The little rascal was sound asleep and didn’t even know I had slept with him until he woke up in the morning.

“Eric,” he sputtered, “did you sleep with me?”

“Sure.”

“All night?”

“Sure.”

“And I didn’t know it!” We talked and chatted for a little while; then it was time to get up. I dressed and washed my face in a big porcelain basin. You remember years ago the water was in a big jug in the bedroom, and after you washed you had to open the window to throw the dirty water out.

Well, I had just opened the window and turned around to get the basin when Bonnie sprang out of bed, put his hands on the basin, and said imploringly, “Aw, Eric, can’t I wash my face in your water?” I let him. For a moment I was dumfounded, but as I saw that ten-year-old boy washing his face in my water, I re-dedicated my heart to God and prayed, “O God, help me so to live that it will always be safe for the boys and girls to wash their faces in my water.”

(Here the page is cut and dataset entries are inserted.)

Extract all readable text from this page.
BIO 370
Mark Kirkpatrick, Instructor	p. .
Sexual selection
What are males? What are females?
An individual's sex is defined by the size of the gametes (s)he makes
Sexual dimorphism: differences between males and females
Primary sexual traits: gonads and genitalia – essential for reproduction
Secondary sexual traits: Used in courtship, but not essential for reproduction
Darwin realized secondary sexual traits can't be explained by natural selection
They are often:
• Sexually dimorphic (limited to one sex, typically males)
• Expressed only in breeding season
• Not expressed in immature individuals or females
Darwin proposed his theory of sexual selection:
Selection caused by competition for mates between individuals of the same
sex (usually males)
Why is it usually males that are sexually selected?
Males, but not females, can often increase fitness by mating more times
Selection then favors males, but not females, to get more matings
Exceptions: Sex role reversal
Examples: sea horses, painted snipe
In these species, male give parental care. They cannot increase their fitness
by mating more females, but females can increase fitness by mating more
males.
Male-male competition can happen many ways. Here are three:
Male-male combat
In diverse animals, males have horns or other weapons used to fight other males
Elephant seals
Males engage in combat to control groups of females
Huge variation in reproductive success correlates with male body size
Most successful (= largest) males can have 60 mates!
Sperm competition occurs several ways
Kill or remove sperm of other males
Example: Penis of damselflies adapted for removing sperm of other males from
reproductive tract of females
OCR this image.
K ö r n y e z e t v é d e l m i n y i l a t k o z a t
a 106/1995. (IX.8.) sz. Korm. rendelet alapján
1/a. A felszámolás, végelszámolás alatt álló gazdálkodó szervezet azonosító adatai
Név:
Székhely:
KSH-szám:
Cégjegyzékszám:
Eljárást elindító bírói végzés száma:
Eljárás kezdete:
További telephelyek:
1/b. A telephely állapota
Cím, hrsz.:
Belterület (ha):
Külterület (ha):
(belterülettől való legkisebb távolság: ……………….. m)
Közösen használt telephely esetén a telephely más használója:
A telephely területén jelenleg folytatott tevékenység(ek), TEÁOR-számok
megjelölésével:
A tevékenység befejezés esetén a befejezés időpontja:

You are somebody’s hero. Be a true one and help to find other heroes for him to emulate. Talk about them, read about them, then get him to thinking by saying, “Isn’t that wonderful? Isn’t that thrilling? Wouldn’t you like to be like that?”

Goldsmith had the vision when he wrote:

“Thus to relieve the wretched was his pride,
And e’en his failings lean’d to virtue’s side;
But in his duty prompt at every call;
He watched and wept, he prayed and felt for all;
And, as a bird each fond endearment tries,
To tempt its new-fledged offspring to the skies,
He tried each art, reproved each dull delay,
Allured to brighter worlds, and led the way.”